Justice

Procès des événements d’Al Hoceïma: La défense plaide l’atteinte aux droits humains

Par Faiçal FAQUIHI | Edition N°:5192 Le 22/01/2018 | Partager
De «graves abus» de l’interpellation à la garde à vue
Des accusés se plaignent de torture, menaces de viol, PV tronqué

Le procès des événements d’Al Hoceïma garde le rythme. Deux audiences par semaine, le mardi et le vendredi. La Cour d’appel de Casablanca poursuit ainsi le débat ce 22 janvier. Le ministère public, la partie civile, à savoir l’Etat, et les avocats des 54 accusés se sont relayés depuis fin 2017 début 2018 pour plaider.

Nous n’en sommes pourtant qu’aux requêtes préliminaires et vices de forme soulevés par la défense. Ses avocats contestent la légalité des procédures engagées par la police judiciaire et réclament par ricochet leur annulation. L’enjeu juridique est énorme dans ce dossier où l’accusation porte sur l’atteinte à la sécurité intérieure de l’Etat, les manifestations sans autorisations, les actes de violence…

Les avocats des accusés ont tenu à «apporter des précisions et des éclaircissements» pour démonter «les prétentions infondées» de l’accusation et de la partie civile. La semaine dernière, l’auditoire a eu droit à trois audiences dont deux exclusivement dédiées à la défense, celles du 18 et 19 janvier.
Ecoutes téléphoniques, arrestations, perquisitions, garde à vue, expertise médico-légale, PV de la police judiciaire sont passés au peigne fin.
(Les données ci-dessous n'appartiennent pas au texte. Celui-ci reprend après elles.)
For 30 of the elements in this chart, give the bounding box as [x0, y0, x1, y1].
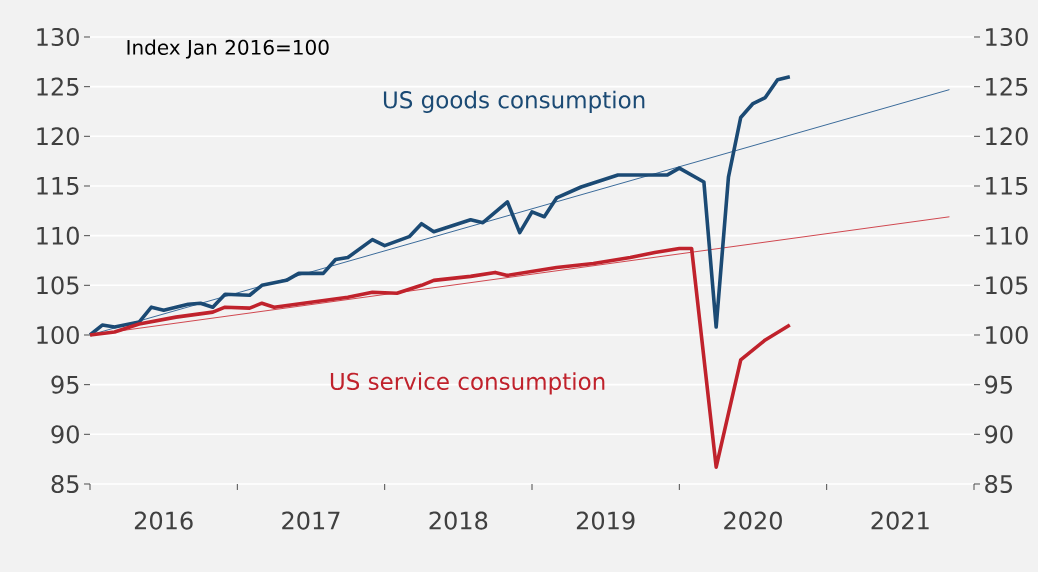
- y-tick-label: 85: [51, 474, 79, 494]
- x-tick-label: 2019: [576, 511, 635, 530]
- text: US service consumption: [330, 372, 605, 395]
- y2-tick-label: 105: [986, 276, 1028, 295]
- y2-tick-label: 125: [986, 77, 1028, 96]
- y-tick-label: 95: [51, 375, 79, 394]
- y-tick-label: 120: [37, 127, 79, 146]
- y-tick-label: 110: [37, 226, 79, 245]
- y-tick-label: 100: [37, 325, 79, 345]
- text: US goods consumption: [383, 90, 645, 113]
- annotation: Index Jan 2016=100: [127, 39, 329, 59]
- y2-tick-label: 95: [985, 375, 1012, 394]
- y2-tick-label: 90: [985, 425, 1013, 444]
- y2-tick-label: 115: [986, 177, 1028, 195]
- x-tick-label: 2017: [282, 511, 340, 530]
- y-tick-label: 105: [37, 276, 79, 295]
- x-tick-label: 2020: [724, 511, 782, 530]
- x-tick-label: 2018: [429, 511, 488, 530]
- y2-tick-label: 110: [986, 226, 1028, 245]
- y2-tick-label: 85: [985, 474, 1012, 494]
- y-tick-label: 90: [51, 425, 79, 444]
- line-series: [88, 74, 792, 337]
- y2-tick-label: 130: [986, 27, 1028, 47]
- x-tick-label: 2021: [871, 511, 929, 530]
- y-tick-label: 115: [37, 177, 79, 195]
- y-tick-label: 125: [37, 77, 79, 96]
- y2-tick-label: 100: [986, 325, 1028, 345]
- x-tick-label: 2016: [134, 511, 193, 530]
- y-tick-label: 130: [37, 27, 79, 47]
- y2-tick-label: 120: [986, 127, 1028, 146]
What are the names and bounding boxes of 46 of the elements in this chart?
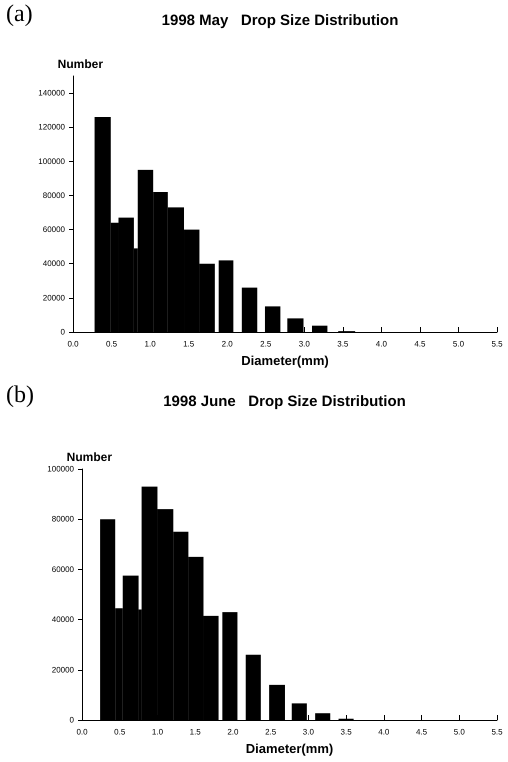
y-tick-label: 100000 [38, 156, 66, 166]
x-tick-label: 3.5 [340, 728, 352, 736]
x-tick-label: 1.5 [183, 340, 195, 348]
x-tick-label: 4.0 [376, 340, 388, 348]
y-tick-label: 120000 [38, 122, 66, 132]
x-tick-label: 3.0 [298, 340, 310, 348]
x-tick-label: 1.0 [144, 340, 156, 348]
y-tick-label: 140000 [38, 88, 66, 98]
x-tick-label: 4.0 [378, 728, 390, 736]
y-tick-label: 80000 [42, 190, 66, 200]
y-tick-label: 20000 [52, 665, 75, 674]
x-tick-label: 2.0 [227, 728, 240, 736]
x-tick-label: 0.0 [76, 728, 88, 736]
y-tick-label: 80000 [52, 514, 75, 524]
y-axis-title: Number [58, 57, 104, 71]
text: (a) [6, 1, 33, 27]
y-tick-label: 0 [60, 328, 66, 336]
y-tick-label: 40000 [52, 615, 75, 624]
chart-title: 1998 May Drop Size Distribution [162, 12, 398, 29]
x-tick-label: 2.5 [265, 728, 277, 736]
y-tick-label: 60000 [52, 564, 75, 574]
x-tick-label: 5.5 [491, 340, 504, 348]
y-tick-label: 100000 [47, 464, 75, 474]
x-tick-label: 0.5 [114, 728, 126, 736]
x-tick-label: 5.5 [491, 728, 504, 736]
x-tick-label: 3.5 [337, 340, 349, 348]
x-tick-label: 2.5 [260, 340, 272, 348]
y-tick-label: 60000 [42, 225, 66, 234]
y-tick-label: 20000 [42, 293, 66, 302]
y-axis-title: Number [66, 450, 112, 464]
x-axis-title: Diameter(mm) [241, 353, 329, 368]
x-tick-label: 5.0 [454, 728, 466, 736]
y-tick-label: 0 [70, 716, 75, 724]
x-axis-title: Diameter(mm) [246, 741, 334, 756]
x-tick-label: 3.0 [302, 728, 314, 736]
x-tick-label: 4.5 [416, 728, 428, 736]
x-tick-label: 1.0 [152, 728, 164, 736]
x-tick-label: 4.5 [414, 340, 426, 348]
x-tick-label: 5.0 [452, 340, 465, 348]
x-tick-label: 2.0 [222, 340, 234, 348]
y-tick-label: 40000 [42, 259, 66, 268]
x-tick-label: 0.0 [67, 340, 80, 348]
chart-title: 1998 June Drop Size Distribution [163, 393, 406, 410]
text: (b) [6, 382, 34, 408]
x-tick-label: 0.5 [106, 340, 118, 348]
x-tick-label: 1.5 [190, 728, 202, 736]
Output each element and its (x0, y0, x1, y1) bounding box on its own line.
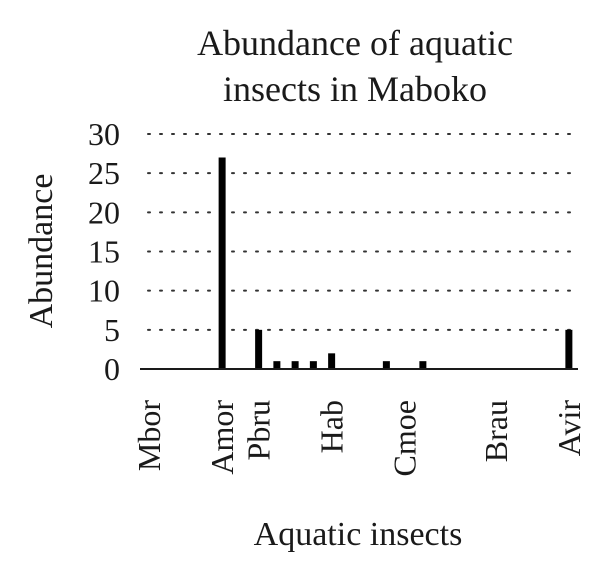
x-tick-label: Amor (204, 400, 240, 475)
bar (218, 157, 226, 369)
bar (419, 361, 427, 369)
bar (255, 329, 263, 369)
chart-title-line-1: Abundance of aquatic (197, 23, 513, 63)
bar (382, 361, 390, 369)
chart-title-line-2: insects in Maboko (223, 69, 487, 109)
x-tick-label: Pbru (241, 400, 277, 460)
gridlines (147, 133, 579, 331)
bars (218, 157, 573, 369)
bar (328, 353, 336, 369)
x-tick-labels: Mbor Amor Pbru Hab Cmoe Brau Avir (131, 400, 587, 477)
x-tick-label: Mbor (131, 400, 167, 471)
bar (273, 361, 281, 369)
bar (309, 361, 317, 369)
bar (565, 329, 573, 369)
x-tick-label: Hab (314, 400, 350, 453)
y-tick-label: 5 (104, 312, 120, 348)
x-tick-label: Cmoe (387, 400, 423, 476)
y-tick-label: 0 (104, 351, 120, 387)
y-tick-label: 10 (88, 273, 120, 309)
x-tick-label: Brau (478, 400, 514, 462)
y-tick-label: 30 (88, 116, 120, 152)
x-axis-title: Aquatic insects (254, 516, 463, 553)
y-tick-label: 15 (88, 234, 120, 270)
x-tick-label: Avir (551, 400, 587, 457)
y-tick-label: 20 (88, 194, 120, 230)
y-axis-title: Abundance (23, 174, 60, 329)
y-tick-label: 25 (88, 155, 120, 191)
bar (291, 361, 299, 369)
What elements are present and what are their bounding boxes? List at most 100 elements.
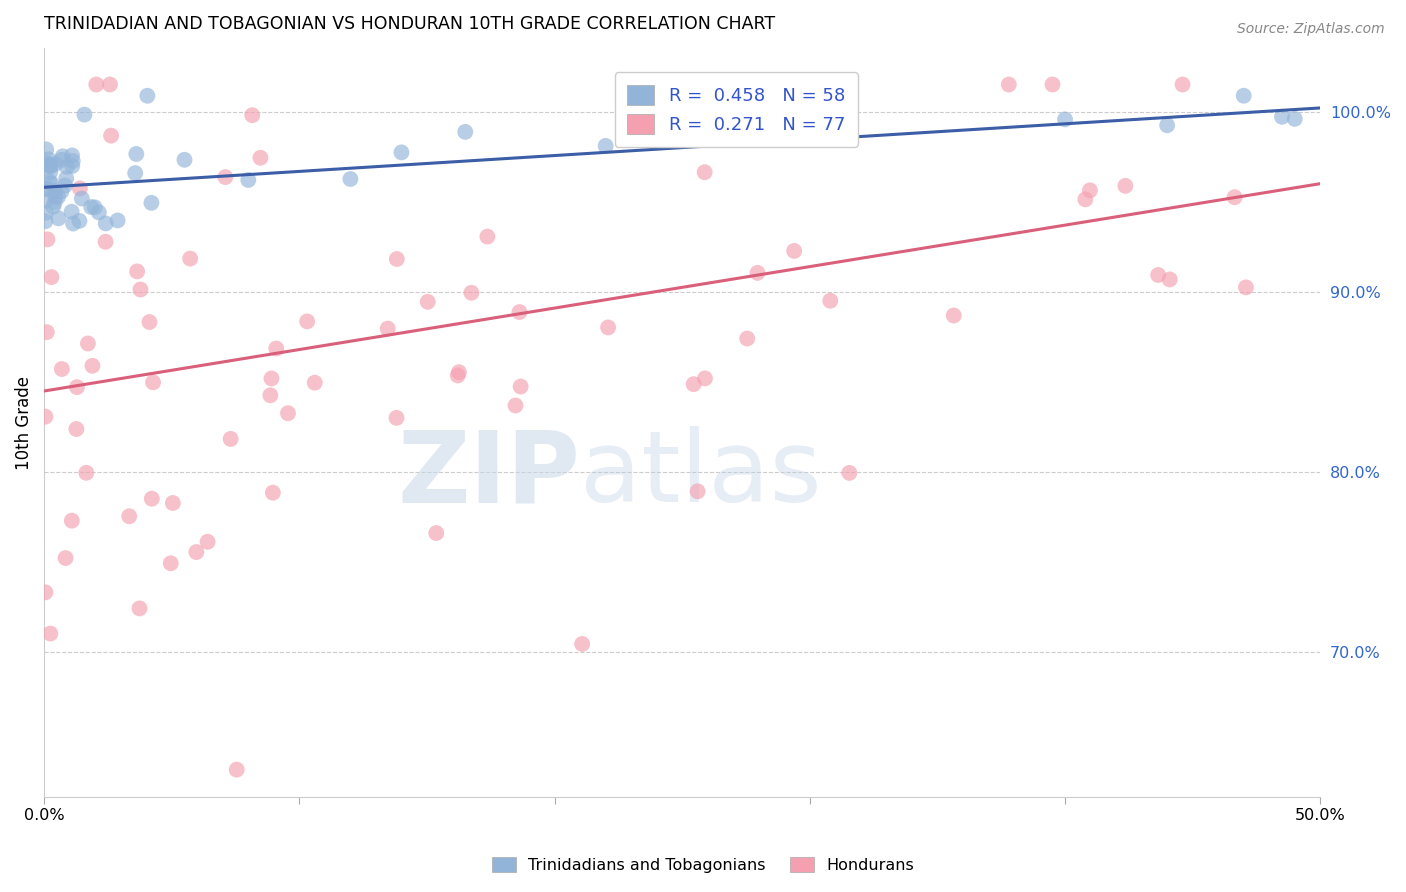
Point bbox=[416, 294, 439, 309]
Point bbox=[80, 200, 103, 214]
Point bbox=[391, 145, 413, 160]
Point bbox=[39, 626, 62, 640]
Point bbox=[62, 153, 84, 168]
Point bbox=[67, 214, 90, 228]
Point bbox=[53, 178, 76, 193]
Point bbox=[735, 332, 758, 346]
Point bbox=[129, 283, 152, 297]
Point bbox=[141, 491, 163, 506]
Point bbox=[141, 195, 163, 210]
Point bbox=[799, 98, 821, 112]
Point bbox=[838, 466, 860, 480]
Point bbox=[94, 216, 117, 230]
Point bbox=[41, 177, 63, 191]
Point bbox=[696, 131, 718, 145]
Point bbox=[38, 160, 60, 174]
Point bbox=[51, 185, 73, 199]
Point bbox=[55, 171, 77, 186]
Point bbox=[1284, 112, 1306, 126]
Point bbox=[127, 264, 149, 278]
Point bbox=[94, 235, 117, 249]
Point bbox=[477, 229, 499, 244]
Legend: Trinidadians and Tobagonians, Hondurans: Trinidadians and Tobagonians, Hondurans bbox=[485, 851, 921, 880]
Point bbox=[128, 601, 150, 615]
Point bbox=[84, 78, 107, 92]
Point bbox=[60, 514, 83, 528]
Point bbox=[60, 148, 83, 162]
Point bbox=[240, 108, 263, 122]
Point bbox=[1271, 110, 1294, 124]
Point bbox=[73, 108, 96, 122]
Point bbox=[124, 166, 146, 180]
Point bbox=[264, 342, 287, 356]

La défense insiste: «La majorité des accusés ont bien été victimes de torture, de maltraitance et de contrainte depuis leur interpellation jusqu’à leur garde à vue. Garder le silence sur de tels actes nous rend complices», plaide Me Mohammed Moussaoui. L’un de ses confrères, Me El Hariri, livre quelques détails: «Nasser Zefzafi et ses compagnons ont été transférés par un avion militaire, depuis Al Hoceïma à Casablanca, les yeux bandés, les poings liés, les bouches muselées».

Sur le tarmac, des photos ont été prises des personnes arrêtées par les services de sécurité. «N’est-ce pas là une atteinte à la dignité?», clame la défense. Me Asmaâ El Ouadi, ira encore plus loin. «Dans le cas de Karim Amghar, les menaces de viol émises lors de sa garde à vue ont porté aussi sur sa mère, sa sœur et sa fille», accuse l’avocate.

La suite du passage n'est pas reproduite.